Get it in one CMAKE command

If the LAMMPS git repo is cloned, and a build directory is created in the root directory, the CMAKE part of the building process can be completed in one go. You'll obviously have to change the part about python executable, but having it in one command is nice.

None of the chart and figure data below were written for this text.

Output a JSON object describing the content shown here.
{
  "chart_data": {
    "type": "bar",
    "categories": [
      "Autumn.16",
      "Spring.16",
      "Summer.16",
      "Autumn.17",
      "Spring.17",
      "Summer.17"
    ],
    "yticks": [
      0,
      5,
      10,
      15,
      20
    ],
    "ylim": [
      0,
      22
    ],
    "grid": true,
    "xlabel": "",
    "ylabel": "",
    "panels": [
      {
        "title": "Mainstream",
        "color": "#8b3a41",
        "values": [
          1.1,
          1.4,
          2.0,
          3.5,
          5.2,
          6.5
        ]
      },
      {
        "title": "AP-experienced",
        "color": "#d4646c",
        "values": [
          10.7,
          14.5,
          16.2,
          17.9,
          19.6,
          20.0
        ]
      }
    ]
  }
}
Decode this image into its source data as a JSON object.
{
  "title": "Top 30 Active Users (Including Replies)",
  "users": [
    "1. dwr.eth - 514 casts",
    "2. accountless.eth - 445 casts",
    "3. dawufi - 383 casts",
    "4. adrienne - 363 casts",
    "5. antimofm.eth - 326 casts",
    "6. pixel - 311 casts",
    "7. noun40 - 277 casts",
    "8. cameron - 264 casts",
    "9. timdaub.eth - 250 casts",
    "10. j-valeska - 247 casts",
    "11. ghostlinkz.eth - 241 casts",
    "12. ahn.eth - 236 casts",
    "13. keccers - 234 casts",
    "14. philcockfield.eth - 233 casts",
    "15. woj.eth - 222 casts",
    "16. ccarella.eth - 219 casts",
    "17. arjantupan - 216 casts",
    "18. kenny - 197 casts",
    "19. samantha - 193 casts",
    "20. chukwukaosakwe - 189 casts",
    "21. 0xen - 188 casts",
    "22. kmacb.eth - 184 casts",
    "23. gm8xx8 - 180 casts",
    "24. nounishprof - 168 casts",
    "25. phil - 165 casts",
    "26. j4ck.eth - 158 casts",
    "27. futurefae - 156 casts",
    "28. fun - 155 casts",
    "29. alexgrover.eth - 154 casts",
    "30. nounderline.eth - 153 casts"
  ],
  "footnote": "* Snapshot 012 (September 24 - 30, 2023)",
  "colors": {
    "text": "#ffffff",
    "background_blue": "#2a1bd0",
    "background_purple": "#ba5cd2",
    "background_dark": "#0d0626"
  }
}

cmake -G "Unix Makefiles" -D PKG_ASPHERE=yes -D PKG_BODY=yes -D PKG_CLASS2=yes -D PKG_CORESHELL=yes
-D PKG_DIPOLE=yes -D PKG_GPU=yes -D GPU_API=cuda -D GPU_ARCH=\<gpu_architecture\> -D CUDPP_OPT=yes
-D PKG_GRANULAR=yes -D PKG_KIM=yes -D DOWNLOAD_KIM=yes -D PKG_KSPACE=yes -D PKG_MANYBODY=yes -D
PKG_MC=yes -D PKG_MISC=yes -D PKG_OPT=yes -D PKG_PERI=yes -D PKG_PYTHON=yes -D PKG_QEQ=yes -D
PKG_REPLICA=yes -D PKG_RIGID=yes -D PKG_SHOCK=yes -D PKG_SPIN=yes -D PKG_USER-COLVARS=yes -D
PKG_USER-DIFFRACTION=yes -D PKG_USER-DRUDE=yes -D PKG_USER-FEP=yes -D PKG_USER-MISC=yes -D
PKG_USER-MEAMC=yes -D PKG_USER-OMP=yes -D PKG_USER-PHONON=yes -D PKG_USER-QTB=yes -D
PKG_USER-REAXC=yes -D PKG_USER-TALLY=yes -D PKG_USER-VTK=yes -D PYTHON_EXECUTABLE=\<path to python
bin\> -D BUILD_OMP=yes -D BUILD_EXE=yes -D BUILD_LIB=yes -D BUILD_SHARED_LIBS=yes ../cmake

KOKKOS Broken?

That being said, I could not get KOKKOS to compile almost no matter what I did. I followed the instructions on the LAMMPS website only to discover that gcc 8 is not supported. I tried using gcc 4.9, which is on the Arch User Repository, but that didn't work either. In any case, choosing not to build KOKKOS seems bad, since it offers what seems like a lot of GPU-enabled features. I'll probably revisit this issue in the future, and if I find anything else I'll update this post.